View larger version (23K): [in this window] [in a new window]   FIG. 3.   Effect of Env cytoplasmic tail truncations on particle release during productive A3.01 infection. A3.01 cells were transfected by electroporation with the indicated molecular clone DNAs, mixed with fresh A3.01 cells, and assessed for de novo virus production by monitoring the reverse transcriptase activity released in the culture medium over time.

Our data indicate that, in contrast to the situation observed for HIV-2 ST, the length of the cytoplasmic tail does not modulate the particle release activity of the ROD10 envelope glycoprotein. Although it cannot be ruled out that residues important for particle release activity differ among different isolates of HIV-2, it is more likely that the increased fusion activity and cytopathic effects that accompany HIV-2 Env cytoplasmic truncations (1, 13) are responsible for the low virus production observed by Ritter et al. (15). The HIV-2 ST#2 TM subunit also differs from that of the original ST clone at three amino acid positions in addition to the premature stop codon (13). It is therefore conceivable that these mutations are, at least in part, responsible for the particle release defect observed in ST#2.

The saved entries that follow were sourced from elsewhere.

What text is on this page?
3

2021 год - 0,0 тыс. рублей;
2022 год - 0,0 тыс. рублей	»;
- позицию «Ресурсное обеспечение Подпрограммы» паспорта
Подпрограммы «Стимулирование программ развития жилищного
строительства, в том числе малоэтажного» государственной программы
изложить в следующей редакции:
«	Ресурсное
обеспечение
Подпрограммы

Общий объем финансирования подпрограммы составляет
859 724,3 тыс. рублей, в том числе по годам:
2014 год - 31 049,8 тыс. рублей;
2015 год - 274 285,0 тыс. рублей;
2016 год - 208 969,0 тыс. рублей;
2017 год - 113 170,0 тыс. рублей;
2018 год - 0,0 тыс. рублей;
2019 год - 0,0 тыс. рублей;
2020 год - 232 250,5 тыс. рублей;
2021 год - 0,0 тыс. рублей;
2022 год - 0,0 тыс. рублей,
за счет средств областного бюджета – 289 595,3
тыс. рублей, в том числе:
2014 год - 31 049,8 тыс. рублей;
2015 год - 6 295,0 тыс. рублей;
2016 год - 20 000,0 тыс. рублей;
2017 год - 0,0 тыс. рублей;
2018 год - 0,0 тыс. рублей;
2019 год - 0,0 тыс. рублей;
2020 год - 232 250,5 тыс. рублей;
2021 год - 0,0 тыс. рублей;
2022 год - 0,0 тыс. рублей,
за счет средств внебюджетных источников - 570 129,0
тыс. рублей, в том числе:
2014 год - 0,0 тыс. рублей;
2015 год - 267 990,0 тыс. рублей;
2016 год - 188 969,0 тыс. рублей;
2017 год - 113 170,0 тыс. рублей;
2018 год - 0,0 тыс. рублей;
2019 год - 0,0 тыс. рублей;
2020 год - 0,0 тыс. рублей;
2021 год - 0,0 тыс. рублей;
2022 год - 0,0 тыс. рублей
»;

We did observe a modest positive effect on particle release upon removal of the ROD10 premature stop condon (Fig. 1). However, the fact that this phenomenon was observed to a similar extent for ROD14 Env, which does not exhibit a Vpu-like activity (Fig. 2), suggests that this effect is unrelated to the Vpu-like activity reported for ROD10 Env (2, 4). Also, this positive effect of full-length cytoplasmic tail on virus release is in its magnitude significantly lower than the Vpu-like activity of ROD10 Env. It is nevertheless possible that the positive influence of full-length Env cytoplasmic tails on virus release reported by Ritter et al. (15) is related to the nonspecific effect observed in our system but was magnified in the vaccinia virus expression system. Nonspecific effects of cytoplasmic Env sequences on virus release have been reported for other systems. For example, addition of nonspecific sequences to the cytoplasmic tail of the vesicular stomatitis virus (VSV) G protein was found to increase viral budding, and it was speculated that this could be the result of local bending of the plasma membrane, induced by the assembly of VSV G at the cell surface in tight arrays (17). Finally, it should be pointed out that in the case of SIV_mac239, only truncated envelopes have the ability to promote the release of virus-like particles from vaccinia virus-infected cells (22).

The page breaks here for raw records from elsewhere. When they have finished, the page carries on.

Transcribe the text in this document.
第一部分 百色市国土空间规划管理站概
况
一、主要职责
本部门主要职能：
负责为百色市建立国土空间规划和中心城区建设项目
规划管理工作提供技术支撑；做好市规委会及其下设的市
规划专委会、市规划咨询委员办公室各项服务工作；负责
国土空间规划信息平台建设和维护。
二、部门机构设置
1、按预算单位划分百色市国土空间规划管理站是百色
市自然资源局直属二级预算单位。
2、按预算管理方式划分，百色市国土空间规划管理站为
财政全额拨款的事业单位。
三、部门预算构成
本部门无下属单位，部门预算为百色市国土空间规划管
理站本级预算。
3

We conclude that the Vpu-like effect of ROD10 Env on virus release is not modulated by its cytoplasmic domain. It is more likely that differences in the amino acid sequences of the ectodomains of ROD10 and ROD14 Env (Fig. 2A) account for the differential activities of these Env variants with respect to virus release. Indeed, preliminary data obtained in our laboratory suggest that changes at amino acid positions 422 and 598 (Fig. 2A) account for the inability of the ROD14 envelope glycoprotein to promote viral particle release (3).